One of the proposed survey strategies you may have run across is the suggestion to validate the questions in your survey. While many organizations may urge you to “add validation” as a quick survey tip, that’s about as far as their suggestion often goes. Unfortunately, validating a survey requires a lot more than that.
Dave Collingridge noticed the same phenomenon when he was a social sciences graduate student unable to find a professor or other faculty member who would or could help him with survey validation. Now a senior research statistician at a major healthcare organization, Collingridge has since researched and compiled his own method for validating survey questions, a strategy he shared in a Sage Publications article posted on MethodSpace.
What It Means
Validating a survey refers to the process of assessing the survey questions for their dependability. Because there are multiple, tough-to-control factors that can influence the dependability of a question, validating a survey is neither a quick nor easy task.
How to Do It
Collingridge outlines a six-step validation method he has successfully used over the years.
Step 1: Establish Face Validity
This two-step process involves having your survey reviewed by two different parties. The first is a group familiar with your topic who can evaluate if your questions successfully capture your topic. The second review should come from someone who is an expert on question construction, ensuring that your survey does not contain common errors such as leading, confusing or double-barreled questions.
Step 2: Run a Pilot Test
Select a subset of your intended survey participants and run a pilot test of the survey. Suggested sample sizes vary, although about 10 percent of your total population is a solid number of participants. The more participants you can round up, the better, although even a smaller sample can help you weed out irrelevant or weak questions.
Step 3: Clean Collected Data
Enter your collected responses into a spreadsheet to clean the data. Having one person read the values aloud and another entering them into the spreadsheet greatly reduces the risk of error. Once data is entered, your next step is to reverse code negatively phrased questions.
If respondents have responded carefully, their answers to questions that are phrased negatively should be consistent with their answers to similar questions that are phrased positively. If that is not the case, you may want to think about eliminating that respondent from the survey.
Also double-check minimum and maximum values for your overall dataset. If you’ve used a five-point scale and you see a response indicating the number six, you may have an error with data entry.
Step 4: Use Principal Components Analysis (PCA)
Principal components analysis, or PCA, allows you to identify underlying components that are being measured by your survey questions. These are known as factor loadings, and questions point back to the same elements should load into the same factors.
A factor loading scale runs between -1.0 and 1.0. Solid values to look for are factor loadings of 0.6 or above. You’ll occasionally run across questions that don’t appear to load onto any factors, which may necessitate a question removal or separate analysis.

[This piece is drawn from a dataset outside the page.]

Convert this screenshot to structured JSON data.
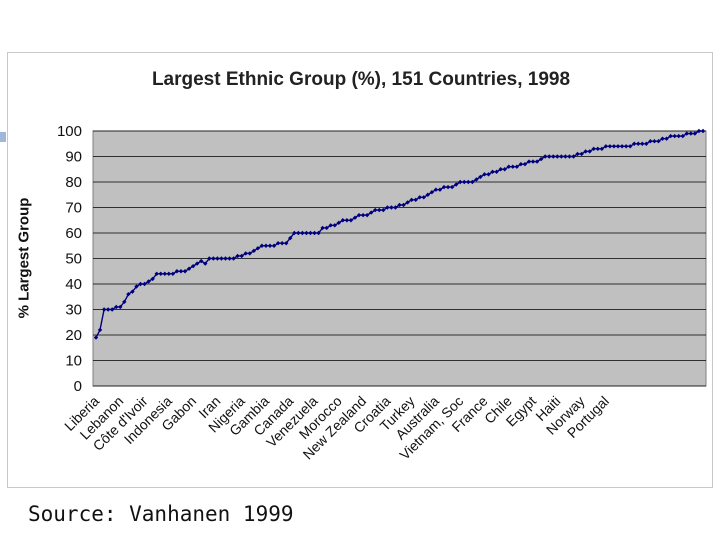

Your overall goal at this stage is to determine what the factors represent by seeking out common themes in questions that load onto the same factors. You can combine questions that load onto the same factors, comparing them during your final analysis of data. The number of factor-themes you can identify indicates the number of elements your survey is measuring.
This step validates what your survey is actually measuring. For instance, several questions may end up measuring the underlying component of employee loyalty, a factor not expressly asked about in your survey but one uncovered by PCA.
Because PCA can be complex and needs to be precise, calling on a skilled expert for guidance during this step is a wise idea if you’re not familiar with the process.
Step 5: Check Internal Consistency
Your next step is to review the internal consistency of questions that load onto the same factors. Checking the correlation between questions that load on the same factor measures question reliability by ensuring the survey answers are consistent.
You can review the internal consistency with a standard test known as Cronbach’s Alpha (CA). Test values range from 0 to 1.0, and values should generally be at least 0.6 to 0.7 or higher to indicate internal consistency. If you have a value lower than 0.6, some CA programs let you delete a question from the test to see if it improves consistency. If it does, you may want to consider deleting the question from the survey.
Like PCA, CA can be complex and most effectively completed with help from an expert in the field of survey analysis.
Step 6: Revise Your Survey
The final stage of the validation process is to revise your survey based on the information you gathered from your principal components analysis and Cronbach’s Alpha. If you run across a question that doesn’t neatly load onto a factor, you can choose to delete it. If the question is an important one you’d rather not delete, you can always retain it and analyze it separately.
If only minor changes were made to your survey, it’s likely to be ready to go after its final revisions. If major changes were made, especially if you removed a substantial amount of questions, another pilot test and round of PCA and CA is probably in order.
Validating your survey questions is an essential process that helps to ensure your survey is truly a dependable one. You may also include your validation methods when you report on the results of your survey.
Mention your survey’s face value was established by experts, the survey was pilot tested on a subset of participants, and your pre-launch analysis included using PCA and CA methodology. Validating your survey not only fortifies its dependability, but it also adds a layer of quality and professionalism to your final product.